The hallmark of Texas Barbecue is the beef brisket. Without question, barbecue restaurants and backyard enthusiasts are judged by how well they can prepare this cut, which can be quite tough and dry if not done correctly. We even devote an entire workshop in conjunction with Foodways Texas to the study of the brisket: Camp Brisket.
Because of the importance of this cut in Texas Barbecue, we focus an entire class on brisket in ANSC 117, Texas Barbecue. This year, we had the opportunity for Davey Griffin to share his expertise on brisket anatomy and terminology with the class, and John Brotherton, Brotherton’s Black Iron Barbecue, Pfluegerville, Texas, brought smoked briskets, sausage, and sides to serve to the students and teaching assistants.
Brisket anatomy
Davey spent time going over the anatomical location of the brisket, the major muscles that comprise it, and the terminology of the point and flat portions. He finished his lecture by dissecting a brisket to demonstrate how the direction of the muscle fibers ran in the individual muscles and how they overlay. This knowledge helps when the briskets are cooked so that proper slicing can be used to help create the best eating experience possible.
Serving the brisket
John Brotherton brought smoked briskets and the trimmings from his restaurant in Pfluegerville for us to dine on, and as you might expect, they were wonderful. We thank him for feeding us so well with this great food.
Pitmaster stories
We were happy that Russell and Misty Roegels of Roegels Barbecue in Houston came up to visit the class this week. Russell and Misty are frequent visitors to our class, and they provide so much help with the barbecue camps, too.
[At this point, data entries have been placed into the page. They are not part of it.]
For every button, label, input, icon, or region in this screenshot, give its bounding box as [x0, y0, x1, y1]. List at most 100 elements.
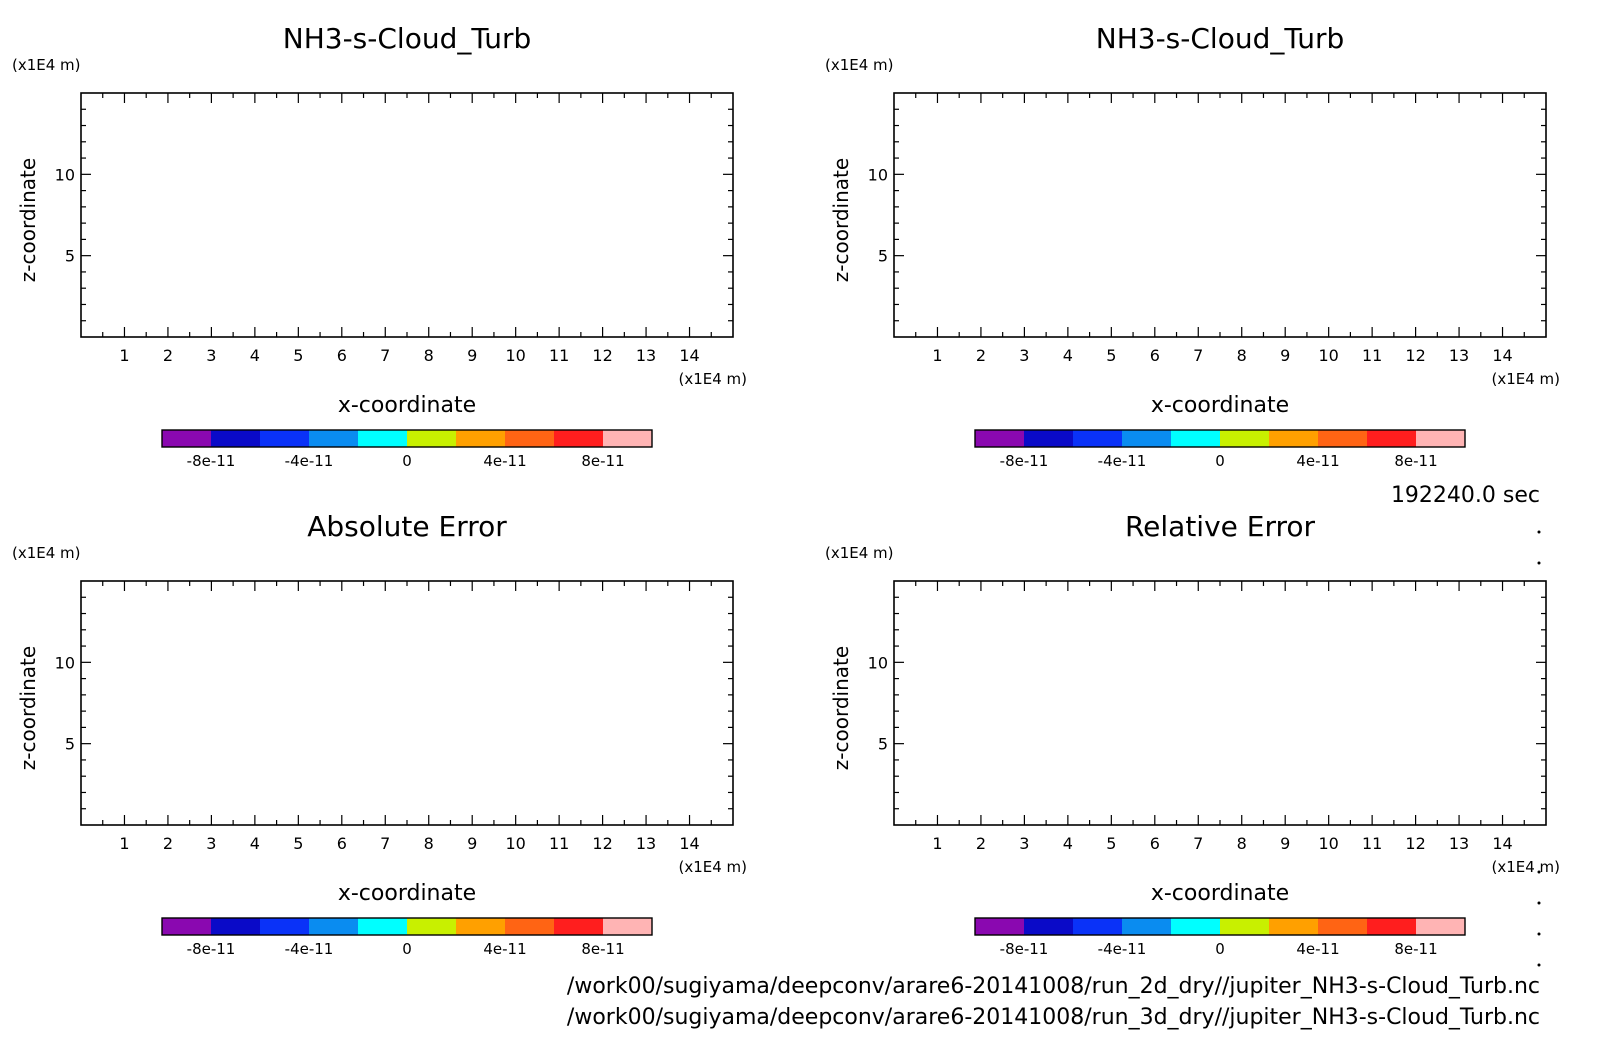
- y-tick-label: 5: [65, 735, 75, 754]
- colorbar-tick-label: -8e-11: [1000, 940, 1049, 958]
- x-axis-label: x-coordinate: [1151, 393, 1289, 418]
- y-axis-label: z-coordinate: [16, 646, 40, 770]
- x-tick-label: 8: [424, 834, 434, 853]
- x-tick-label: 5: [293, 346, 303, 365]
- x-tick-label: 10: [1318, 346, 1338, 365]
- colorbar-segment: [1122, 918, 1171, 935]
- chart-panel: NH3-s-Cloud_Turb(x1E4 m)1 2 3 4 5 6 7 8 9 10 11 12 1…: [12, 22, 747, 470]
- colorbar-frame: [974, 917, 1466, 936]
- colorbar-tick-label: -4e-11: [1098, 940, 1147, 958]
- x-tick-label: 7: [1193, 834, 1203, 853]
- x-tick-label: 2: [976, 346, 986, 365]
- colorbar-tick-label: -8e-11: [187, 940, 236, 958]
- colorbar-frame: [161, 917, 653, 936]
- x-tick-label: 13: [1449, 834, 1469, 853]
- panels: NH3-s-Cloud_Turb(x1E4 m)1 2 3 4 5 6 7 8 9 10 11 12 1…: [12, 22, 1560, 958]
- colorbar-tick-label: 0: [1215, 940, 1225, 958]
- y-axis-label: z-coordinate: [16, 158, 40, 282]
- colorbar-segment: [358, 430, 407, 447]
- x-tick-label: 6: [1150, 834, 1160, 853]
- colorbar-segment: [1073, 430, 1122, 447]
- colorbar-segment: [1367, 430, 1416, 447]
- chart-title: Absolute Error: [307, 510, 507, 543]
- x-tick-label: 9: [467, 834, 477, 853]
- colorbar-segment: [1122, 430, 1171, 447]
- x-tick-label: 5: [293, 834, 303, 853]
- y-tick-label: 10: [868, 165, 888, 184]
- colorbar: -8e-11 -4e-11 0 4e-11 8e-11: [974, 917, 1466, 958]
- colorbar-segment: [1073, 918, 1122, 935]
- colorbar-tick-label: -4e-11: [1098, 452, 1147, 470]
- plot-frame: [893, 92, 1547, 338]
- y-unit-label: (x1E4 m): [825, 544, 894, 562]
- colorbar-segment: [1318, 430, 1367, 447]
- x-unit-label: (x1E4 m): [1491, 370, 1560, 388]
- x-tick-label: 11: [1362, 834, 1382, 853]
- x-tick-label: 1: [932, 346, 942, 365]
- colorbar-tick-label: -8e-11: [1000, 452, 1049, 470]
- colorbar-tick-label: -4e-11: [285, 452, 334, 470]
- plot-frame: [893, 580, 1547, 826]
- x-tick-label: 10: [505, 346, 525, 365]
- colorbar-segment: [358, 918, 407, 935]
- x-tick-label: 11: [549, 834, 569, 853]
- x-tick-label: 9: [1280, 834, 1290, 853]
- colorbar-tick-label: 0: [1215, 452, 1225, 470]
- x-tick-label: 3: [1019, 346, 1029, 365]
- colorbar-segment: [1024, 918, 1073, 935]
- y-unit-label: (x1E4 m): [825, 56, 894, 74]
- colorbar-segment: [456, 430, 505, 447]
- colorbar-tick-label: -8e-11: [187, 452, 236, 470]
- x-tick-label: 1: [932, 834, 942, 853]
- colorbar-segment: [505, 918, 554, 935]
- time-label: 192240.0 sec: [1391, 483, 1540, 508]
- y-axis-label: z-coordinate: [829, 646, 853, 770]
- colorbar-segment: [260, 918, 309, 935]
- x-tick-label: 14: [1492, 346, 1512, 365]
- colorbar-segment: [162, 918, 211, 935]
- x-unit-label: (x1E4 m): [678, 370, 747, 388]
- y-tick-label: 5: [878, 735, 888, 754]
- x-tick-label: 3: [1019, 834, 1029, 853]
- colorbar-tick-label: 8e-11: [1394, 940, 1437, 958]
- colorbar-segment: [1171, 430, 1220, 447]
- x-tick-label: 3: [206, 346, 216, 365]
- colorbar-segment: [1269, 918, 1318, 935]
- x-axis-label: x-coordinate: [338, 393, 476, 418]
- colorbar-segment: [1220, 918, 1269, 935]
- file-path-2d: /work00/sugiyama/deepconv/arare6-2014100…: [567, 974, 1540, 999]
- x-unit-label: (x1E4 m): [1491, 858, 1560, 876]
- x-tick-label: 8: [1237, 834, 1247, 853]
- colorbar-segment: [1269, 430, 1318, 447]
- y-unit-label: (x1E4 m): [12, 544, 81, 562]
- colorbar-segment: [975, 918, 1024, 935]
- colorbar-segment: [1220, 430, 1269, 447]
- colorbar-segment: [211, 430, 260, 447]
- y-tick-label: 5: [65, 247, 75, 266]
- x-tick-label: 6: [337, 834, 347, 853]
- colorbar-frame: [974, 429, 1466, 448]
- colorbar-segment: [162, 430, 211, 447]
- colorbar-segment: [554, 430, 603, 447]
- x-unit-label: (x1E4 m): [678, 858, 747, 876]
- colorbar-tick-label: 4e-11: [483, 940, 526, 958]
- colorbar-segment: [603, 430, 652, 447]
- colorbar-segment: [1416, 430, 1465, 447]
- colorbar-segment: [407, 918, 456, 935]
- colorbar: -8e-11 -4e-11 0 4e-11 8e-11: [161, 917, 653, 958]
- chart-title: Relative Error: [1125, 510, 1316, 543]
- x-tick-label: 3: [206, 834, 216, 853]
- x-tick-label: 2: [163, 346, 173, 365]
- x-tick-label: 13: [636, 346, 656, 365]
- x-tick-label: 8: [424, 346, 434, 365]
- chart-panel: NH3-s-Cloud_Turb(x1E4 m)1 2 3 4 5 6 7 8 9 10 11 12 1…: [825, 22, 1560, 470]
- colorbar: -8e-11 -4e-11 0 4e-11 8e-11: [161, 429, 653, 470]
- colorbar-tick-label: 4e-11: [483, 452, 526, 470]
- y-axis-label: z-coordinate: [829, 158, 853, 282]
- x-tick-label: 7: [1193, 346, 1203, 365]
- colorbar-segment: [505, 430, 554, 447]
- x-tick-label: 4: [1063, 834, 1073, 853]
- x-tick-label: 12: [1405, 834, 1425, 853]
- x-tick-label: 10: [1318, 834, 1338, 853]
We thought it would be good to have Russell and John tell about their backgrounds and how they got into the barbecue world. The lessons they shared with the students show that dreams can come true when you have a passion to follow.

John Brotherton, Brotherton’s Black Iron Barbecue, and Russell Roegels, Roegels Barbecue, talking about how they started in the barbecue business
Thanks to John, Russell, and Misty for coming to class this week to share food and fellowship with us. We look forward to having them back in the future.